One of Venezuela’s leading institutes for graduate training appears to have sustained severe damage from US air strikes earlier this month. The air strikes were part of efforts to capture Venezuela’s then president, Nicolás Maduro, and his wife.

Venezuela’s minister for science and technology, Gabriela Jiménez, claimed that the mathematics building at the Venezuelan Institute for Scientific Research (IVIC) was ‘completely destroyed’ during the 3 January attacks and at least four other buildings sustained significant damage, including one housing its chemistry programme. She added that physics, nuclear research and ecology buildings were also damaged.
‘The attack was total: these areas housed servers and equipment essential to our computer networks that were completely devastated,’ Jiménez wrote on Telegram, referencing the maths centre.
Two missiles struck the area, according to Jiménez. ‘These spaces, now devastated by the bombing, have been fundamental in training the professionals who underpin our healthcare, engineering and oil industry,’ she said.
A video posted by Alberto Quintero, Venezuela’s vice minister of scientific knowledge and director of IVIC, purported to show damage caused by missiles to the institute’s campus.
Benjamin Scharifker, a physical chemist at Simón Bolívar University and former rector at the Metropolitan University in Caracas, says colleagues at IVIC have told him that a communications antenna on the top of the maths building was part of a larger communications network in or near Caracas that the US military targeted during its recent operation.
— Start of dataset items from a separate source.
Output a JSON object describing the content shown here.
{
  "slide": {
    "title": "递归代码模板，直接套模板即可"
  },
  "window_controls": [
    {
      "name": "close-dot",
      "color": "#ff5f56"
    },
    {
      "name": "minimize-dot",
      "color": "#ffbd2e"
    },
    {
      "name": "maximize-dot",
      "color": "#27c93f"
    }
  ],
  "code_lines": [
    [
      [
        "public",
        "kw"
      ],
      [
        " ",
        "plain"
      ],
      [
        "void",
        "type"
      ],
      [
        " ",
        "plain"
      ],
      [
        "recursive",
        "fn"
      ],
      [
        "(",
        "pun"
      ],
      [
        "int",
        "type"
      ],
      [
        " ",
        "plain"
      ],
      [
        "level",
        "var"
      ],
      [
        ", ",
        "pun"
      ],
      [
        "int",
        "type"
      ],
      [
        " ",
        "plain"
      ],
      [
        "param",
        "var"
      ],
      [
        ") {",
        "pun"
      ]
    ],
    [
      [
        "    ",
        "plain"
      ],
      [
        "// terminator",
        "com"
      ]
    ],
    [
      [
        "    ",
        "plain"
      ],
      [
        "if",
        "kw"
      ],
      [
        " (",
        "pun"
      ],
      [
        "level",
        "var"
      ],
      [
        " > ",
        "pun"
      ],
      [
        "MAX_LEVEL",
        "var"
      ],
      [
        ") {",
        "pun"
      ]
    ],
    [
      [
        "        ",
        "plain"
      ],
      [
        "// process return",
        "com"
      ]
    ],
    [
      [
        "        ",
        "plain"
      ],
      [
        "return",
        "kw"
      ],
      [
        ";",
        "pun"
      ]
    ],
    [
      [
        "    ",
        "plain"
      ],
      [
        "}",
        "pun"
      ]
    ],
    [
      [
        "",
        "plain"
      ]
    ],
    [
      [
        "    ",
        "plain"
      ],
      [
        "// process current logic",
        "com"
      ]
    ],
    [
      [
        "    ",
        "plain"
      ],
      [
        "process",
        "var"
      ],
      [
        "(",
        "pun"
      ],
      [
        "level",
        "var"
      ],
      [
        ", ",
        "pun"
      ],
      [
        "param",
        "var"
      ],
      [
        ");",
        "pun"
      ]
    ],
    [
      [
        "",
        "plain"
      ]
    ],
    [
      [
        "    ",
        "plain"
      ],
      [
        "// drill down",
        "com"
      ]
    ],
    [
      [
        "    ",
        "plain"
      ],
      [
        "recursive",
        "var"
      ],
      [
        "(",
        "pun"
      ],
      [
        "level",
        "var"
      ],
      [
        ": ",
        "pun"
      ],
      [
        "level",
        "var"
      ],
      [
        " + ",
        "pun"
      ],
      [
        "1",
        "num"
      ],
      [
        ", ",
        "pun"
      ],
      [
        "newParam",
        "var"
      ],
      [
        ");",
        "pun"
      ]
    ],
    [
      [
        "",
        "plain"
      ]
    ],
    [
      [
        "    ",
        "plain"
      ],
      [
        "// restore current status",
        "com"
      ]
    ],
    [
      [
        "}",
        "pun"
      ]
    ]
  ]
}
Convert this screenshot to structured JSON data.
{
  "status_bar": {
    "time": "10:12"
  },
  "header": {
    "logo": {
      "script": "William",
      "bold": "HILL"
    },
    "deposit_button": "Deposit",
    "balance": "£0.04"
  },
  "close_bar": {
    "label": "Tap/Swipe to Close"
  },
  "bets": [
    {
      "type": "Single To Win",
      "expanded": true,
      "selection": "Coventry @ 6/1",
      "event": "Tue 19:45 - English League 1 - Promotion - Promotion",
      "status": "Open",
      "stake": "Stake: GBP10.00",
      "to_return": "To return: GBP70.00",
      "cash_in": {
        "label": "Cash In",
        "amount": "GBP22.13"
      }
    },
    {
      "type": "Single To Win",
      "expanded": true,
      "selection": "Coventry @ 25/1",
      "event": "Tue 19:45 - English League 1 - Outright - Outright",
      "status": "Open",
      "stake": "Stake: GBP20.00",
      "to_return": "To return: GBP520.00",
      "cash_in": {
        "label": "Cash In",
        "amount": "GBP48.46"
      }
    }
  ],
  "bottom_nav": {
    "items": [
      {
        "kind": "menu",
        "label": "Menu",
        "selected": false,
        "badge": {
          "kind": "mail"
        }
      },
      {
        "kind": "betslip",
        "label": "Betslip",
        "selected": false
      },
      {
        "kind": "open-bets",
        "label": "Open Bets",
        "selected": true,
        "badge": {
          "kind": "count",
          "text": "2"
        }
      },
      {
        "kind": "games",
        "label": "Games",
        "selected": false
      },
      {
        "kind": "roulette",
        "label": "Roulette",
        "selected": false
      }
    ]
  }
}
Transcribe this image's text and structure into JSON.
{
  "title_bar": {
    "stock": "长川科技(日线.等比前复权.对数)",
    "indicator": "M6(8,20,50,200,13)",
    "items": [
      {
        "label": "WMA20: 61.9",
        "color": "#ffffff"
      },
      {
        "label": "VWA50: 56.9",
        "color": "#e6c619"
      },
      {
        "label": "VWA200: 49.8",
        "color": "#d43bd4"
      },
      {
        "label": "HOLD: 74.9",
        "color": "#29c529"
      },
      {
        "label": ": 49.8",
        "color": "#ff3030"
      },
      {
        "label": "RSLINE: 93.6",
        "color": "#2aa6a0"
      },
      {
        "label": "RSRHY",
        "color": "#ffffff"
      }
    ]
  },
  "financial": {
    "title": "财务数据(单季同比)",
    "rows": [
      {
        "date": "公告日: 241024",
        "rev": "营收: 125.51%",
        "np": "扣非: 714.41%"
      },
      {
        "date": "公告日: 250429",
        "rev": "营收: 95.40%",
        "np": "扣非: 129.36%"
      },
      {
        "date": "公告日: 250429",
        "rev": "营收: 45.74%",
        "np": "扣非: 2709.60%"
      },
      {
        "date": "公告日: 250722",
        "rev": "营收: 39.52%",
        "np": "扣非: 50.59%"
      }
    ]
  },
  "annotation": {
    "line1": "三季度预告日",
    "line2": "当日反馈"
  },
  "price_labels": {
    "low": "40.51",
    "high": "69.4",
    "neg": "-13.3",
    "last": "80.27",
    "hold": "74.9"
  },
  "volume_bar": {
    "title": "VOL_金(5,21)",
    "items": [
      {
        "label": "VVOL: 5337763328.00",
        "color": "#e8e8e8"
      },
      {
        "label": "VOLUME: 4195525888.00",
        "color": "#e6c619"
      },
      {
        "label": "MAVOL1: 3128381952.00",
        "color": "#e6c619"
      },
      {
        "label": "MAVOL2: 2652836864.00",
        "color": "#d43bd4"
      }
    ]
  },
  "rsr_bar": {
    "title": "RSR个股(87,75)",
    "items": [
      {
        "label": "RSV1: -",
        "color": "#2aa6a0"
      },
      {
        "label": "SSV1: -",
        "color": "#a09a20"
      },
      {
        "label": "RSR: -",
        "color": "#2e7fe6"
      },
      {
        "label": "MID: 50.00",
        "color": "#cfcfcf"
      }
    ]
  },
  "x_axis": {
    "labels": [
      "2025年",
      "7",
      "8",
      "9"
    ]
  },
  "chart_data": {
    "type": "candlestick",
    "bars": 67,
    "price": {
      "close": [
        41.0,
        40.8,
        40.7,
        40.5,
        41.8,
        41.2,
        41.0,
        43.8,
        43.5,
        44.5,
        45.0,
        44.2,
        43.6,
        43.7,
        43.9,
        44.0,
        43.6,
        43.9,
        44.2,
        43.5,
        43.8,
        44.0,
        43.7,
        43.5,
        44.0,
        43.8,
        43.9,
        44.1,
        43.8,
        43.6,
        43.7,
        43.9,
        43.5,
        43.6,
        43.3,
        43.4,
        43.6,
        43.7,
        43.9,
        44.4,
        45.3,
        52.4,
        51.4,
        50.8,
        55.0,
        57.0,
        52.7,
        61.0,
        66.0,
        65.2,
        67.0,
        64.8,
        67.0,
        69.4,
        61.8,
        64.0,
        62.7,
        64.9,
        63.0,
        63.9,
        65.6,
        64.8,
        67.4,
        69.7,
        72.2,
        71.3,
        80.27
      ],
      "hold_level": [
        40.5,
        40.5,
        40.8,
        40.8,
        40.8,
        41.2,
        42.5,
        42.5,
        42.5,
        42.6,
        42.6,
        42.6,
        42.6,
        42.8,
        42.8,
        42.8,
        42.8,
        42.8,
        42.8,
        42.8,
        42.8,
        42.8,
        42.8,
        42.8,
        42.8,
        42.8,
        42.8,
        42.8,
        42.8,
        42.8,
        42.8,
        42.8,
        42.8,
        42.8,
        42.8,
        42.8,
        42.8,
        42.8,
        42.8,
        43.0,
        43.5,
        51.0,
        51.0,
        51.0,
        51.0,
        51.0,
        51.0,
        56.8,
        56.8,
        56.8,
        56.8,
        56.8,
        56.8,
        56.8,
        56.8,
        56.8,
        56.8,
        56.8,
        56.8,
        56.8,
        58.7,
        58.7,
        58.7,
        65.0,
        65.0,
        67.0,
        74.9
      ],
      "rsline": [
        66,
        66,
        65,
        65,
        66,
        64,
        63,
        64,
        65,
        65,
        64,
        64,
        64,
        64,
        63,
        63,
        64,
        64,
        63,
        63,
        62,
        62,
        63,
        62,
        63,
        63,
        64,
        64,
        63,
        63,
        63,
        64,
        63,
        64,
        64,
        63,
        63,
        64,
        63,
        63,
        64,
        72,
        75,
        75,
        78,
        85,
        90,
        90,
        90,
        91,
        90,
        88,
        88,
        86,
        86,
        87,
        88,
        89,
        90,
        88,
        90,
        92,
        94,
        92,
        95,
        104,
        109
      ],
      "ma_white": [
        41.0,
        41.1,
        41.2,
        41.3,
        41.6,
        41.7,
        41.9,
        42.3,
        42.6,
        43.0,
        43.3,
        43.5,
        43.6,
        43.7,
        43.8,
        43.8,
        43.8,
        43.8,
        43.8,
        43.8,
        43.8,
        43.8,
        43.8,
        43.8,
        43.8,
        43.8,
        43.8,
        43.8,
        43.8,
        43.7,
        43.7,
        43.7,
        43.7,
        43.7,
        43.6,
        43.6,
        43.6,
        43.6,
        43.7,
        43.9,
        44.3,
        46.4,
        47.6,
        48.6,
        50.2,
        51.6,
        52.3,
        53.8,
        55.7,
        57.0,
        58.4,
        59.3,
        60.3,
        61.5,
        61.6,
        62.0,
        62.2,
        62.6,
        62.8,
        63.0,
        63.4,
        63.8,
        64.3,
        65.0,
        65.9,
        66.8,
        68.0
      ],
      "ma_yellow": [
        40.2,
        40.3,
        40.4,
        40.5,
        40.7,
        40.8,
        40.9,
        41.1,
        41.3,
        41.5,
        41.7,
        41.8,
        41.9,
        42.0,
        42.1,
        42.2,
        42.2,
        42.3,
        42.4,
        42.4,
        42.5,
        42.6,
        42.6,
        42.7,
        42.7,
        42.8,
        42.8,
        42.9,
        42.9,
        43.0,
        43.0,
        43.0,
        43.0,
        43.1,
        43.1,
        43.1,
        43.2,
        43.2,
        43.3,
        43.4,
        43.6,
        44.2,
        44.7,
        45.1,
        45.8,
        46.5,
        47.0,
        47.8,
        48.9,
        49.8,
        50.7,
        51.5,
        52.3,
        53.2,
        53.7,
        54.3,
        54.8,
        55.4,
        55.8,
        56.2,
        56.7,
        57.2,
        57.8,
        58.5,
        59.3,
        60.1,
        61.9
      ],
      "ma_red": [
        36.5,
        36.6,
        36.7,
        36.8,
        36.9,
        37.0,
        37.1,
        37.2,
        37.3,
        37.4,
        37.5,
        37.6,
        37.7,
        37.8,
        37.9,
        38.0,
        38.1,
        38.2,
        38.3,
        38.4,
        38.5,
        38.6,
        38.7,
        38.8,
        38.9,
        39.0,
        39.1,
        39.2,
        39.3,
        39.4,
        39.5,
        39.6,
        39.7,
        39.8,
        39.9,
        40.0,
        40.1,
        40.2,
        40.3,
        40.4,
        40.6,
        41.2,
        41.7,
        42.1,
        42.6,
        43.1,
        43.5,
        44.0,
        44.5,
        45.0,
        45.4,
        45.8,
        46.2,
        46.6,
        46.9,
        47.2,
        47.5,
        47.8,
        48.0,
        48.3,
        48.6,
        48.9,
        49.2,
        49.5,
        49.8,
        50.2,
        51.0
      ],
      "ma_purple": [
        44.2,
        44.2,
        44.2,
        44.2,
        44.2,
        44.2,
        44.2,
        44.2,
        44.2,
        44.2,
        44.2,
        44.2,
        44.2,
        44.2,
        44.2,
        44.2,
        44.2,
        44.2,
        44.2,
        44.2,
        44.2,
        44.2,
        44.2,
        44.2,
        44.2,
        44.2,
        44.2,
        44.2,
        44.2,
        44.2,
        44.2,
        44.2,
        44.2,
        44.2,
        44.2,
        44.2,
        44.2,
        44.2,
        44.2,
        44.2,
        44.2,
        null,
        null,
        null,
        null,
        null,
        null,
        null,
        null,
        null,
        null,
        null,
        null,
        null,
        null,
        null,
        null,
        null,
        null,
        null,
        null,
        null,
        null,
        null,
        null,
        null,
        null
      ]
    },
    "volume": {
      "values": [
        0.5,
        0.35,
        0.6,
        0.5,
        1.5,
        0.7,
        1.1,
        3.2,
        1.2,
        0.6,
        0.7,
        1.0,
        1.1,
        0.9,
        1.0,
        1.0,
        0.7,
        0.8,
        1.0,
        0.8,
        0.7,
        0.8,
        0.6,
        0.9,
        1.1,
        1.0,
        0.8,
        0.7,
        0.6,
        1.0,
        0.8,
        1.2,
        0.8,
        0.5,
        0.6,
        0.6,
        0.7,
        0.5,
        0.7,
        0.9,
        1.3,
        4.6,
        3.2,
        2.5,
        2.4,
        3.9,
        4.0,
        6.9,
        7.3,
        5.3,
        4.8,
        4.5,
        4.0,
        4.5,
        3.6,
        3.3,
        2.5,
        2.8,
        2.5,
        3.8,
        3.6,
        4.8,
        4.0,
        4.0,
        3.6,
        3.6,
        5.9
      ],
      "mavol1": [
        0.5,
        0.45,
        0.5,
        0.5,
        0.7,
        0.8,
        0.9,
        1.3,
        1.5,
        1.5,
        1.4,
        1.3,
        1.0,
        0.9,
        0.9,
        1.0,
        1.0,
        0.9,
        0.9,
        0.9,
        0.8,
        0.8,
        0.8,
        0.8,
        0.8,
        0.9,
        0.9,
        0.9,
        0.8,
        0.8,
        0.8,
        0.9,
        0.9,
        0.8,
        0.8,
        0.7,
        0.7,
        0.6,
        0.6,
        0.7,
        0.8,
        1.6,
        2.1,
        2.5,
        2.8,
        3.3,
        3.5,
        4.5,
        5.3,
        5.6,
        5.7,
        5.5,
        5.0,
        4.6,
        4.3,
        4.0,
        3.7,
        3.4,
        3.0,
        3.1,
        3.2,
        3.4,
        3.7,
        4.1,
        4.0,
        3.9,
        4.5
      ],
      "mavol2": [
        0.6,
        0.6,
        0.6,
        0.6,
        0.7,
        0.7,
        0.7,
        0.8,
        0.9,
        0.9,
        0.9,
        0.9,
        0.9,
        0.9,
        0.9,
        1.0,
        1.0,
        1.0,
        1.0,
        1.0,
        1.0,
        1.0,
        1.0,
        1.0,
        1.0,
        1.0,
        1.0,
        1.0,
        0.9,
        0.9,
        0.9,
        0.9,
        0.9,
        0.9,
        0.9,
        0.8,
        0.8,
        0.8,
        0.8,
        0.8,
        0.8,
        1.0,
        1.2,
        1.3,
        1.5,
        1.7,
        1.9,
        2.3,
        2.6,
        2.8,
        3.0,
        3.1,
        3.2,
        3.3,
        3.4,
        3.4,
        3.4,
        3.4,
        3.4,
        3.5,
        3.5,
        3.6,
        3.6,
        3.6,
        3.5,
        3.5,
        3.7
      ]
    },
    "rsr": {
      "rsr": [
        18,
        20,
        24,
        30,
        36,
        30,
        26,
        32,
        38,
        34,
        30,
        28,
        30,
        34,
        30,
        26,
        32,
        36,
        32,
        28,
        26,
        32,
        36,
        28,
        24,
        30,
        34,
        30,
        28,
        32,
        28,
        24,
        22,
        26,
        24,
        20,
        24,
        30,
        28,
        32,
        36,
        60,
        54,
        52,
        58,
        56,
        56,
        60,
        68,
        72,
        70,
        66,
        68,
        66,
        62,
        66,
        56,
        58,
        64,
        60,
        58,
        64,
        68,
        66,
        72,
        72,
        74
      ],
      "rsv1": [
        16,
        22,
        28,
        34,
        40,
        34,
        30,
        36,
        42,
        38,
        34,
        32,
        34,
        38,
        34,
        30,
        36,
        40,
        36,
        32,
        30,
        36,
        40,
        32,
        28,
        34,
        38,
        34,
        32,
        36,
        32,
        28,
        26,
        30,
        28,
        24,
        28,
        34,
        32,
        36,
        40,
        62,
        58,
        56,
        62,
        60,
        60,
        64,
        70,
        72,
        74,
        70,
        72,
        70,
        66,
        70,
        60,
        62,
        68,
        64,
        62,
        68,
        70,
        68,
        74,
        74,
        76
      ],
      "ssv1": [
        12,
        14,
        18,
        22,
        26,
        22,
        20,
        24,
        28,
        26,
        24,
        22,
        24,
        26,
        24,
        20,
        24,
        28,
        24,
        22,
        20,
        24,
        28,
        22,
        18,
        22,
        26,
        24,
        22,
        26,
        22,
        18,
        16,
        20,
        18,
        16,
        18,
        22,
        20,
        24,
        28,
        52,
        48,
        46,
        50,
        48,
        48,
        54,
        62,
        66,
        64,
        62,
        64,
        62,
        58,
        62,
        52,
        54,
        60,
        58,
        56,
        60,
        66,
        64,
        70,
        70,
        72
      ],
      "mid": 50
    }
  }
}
‘And so the building was hit, and what colleagues have told me is that several other nearby buildings were also affected, among them the chemistry building,’ Scharifker confirms. It appears there were no injuries because the attack occurred in the early hours, he says.
‘But the infrastructure was severely damaged, and probably there are no research activities going on in these IVIC buildings at the moment,’ Scharifker adds. ‘And most likely it will take several days, or several weeks, until such activities can be resumed.’
A Venezuelan researcher from another scientific institution in the country confirmed that IVIC buildings and infrastructure were damaged by the missiles, including those of the institute’s chemistry department.
A 14 January statement from IVIC described a recent address by Jiménez decrying ‘the reprehensible attack’ against IVIC that attempted to ‘destabilise’ research in the country. ‘This act was condemned as an affront to the rights of sovereign nations seeking technological independence,’ IVIC recalled.
At Simón Bolívar University, Scharifker says research activities have been ‘at a minimum – very, very low – for several months, if not years’. The 3 January attack occurred during the university holidays with activities set to resume on 5 January, but the university remained closed until 15 January.
Scharifker is not lecturing this term and does not plan to return to Simón Bolívar University’s campus for now, mostly because of the current political disturbances. There is heavy military presence on the streets, he adds.
Even with Maduro gone, Scharifker doesn’t foresee major changes at his university or others across Venezuela. ‘When it comes to science, there is no sign that there will be any change – all the structures of power of his government remain,’ he says. ‘It’s the same ministry of education, the same ministry of science and so on, so the policies affecting universities and research will be exactly the same.’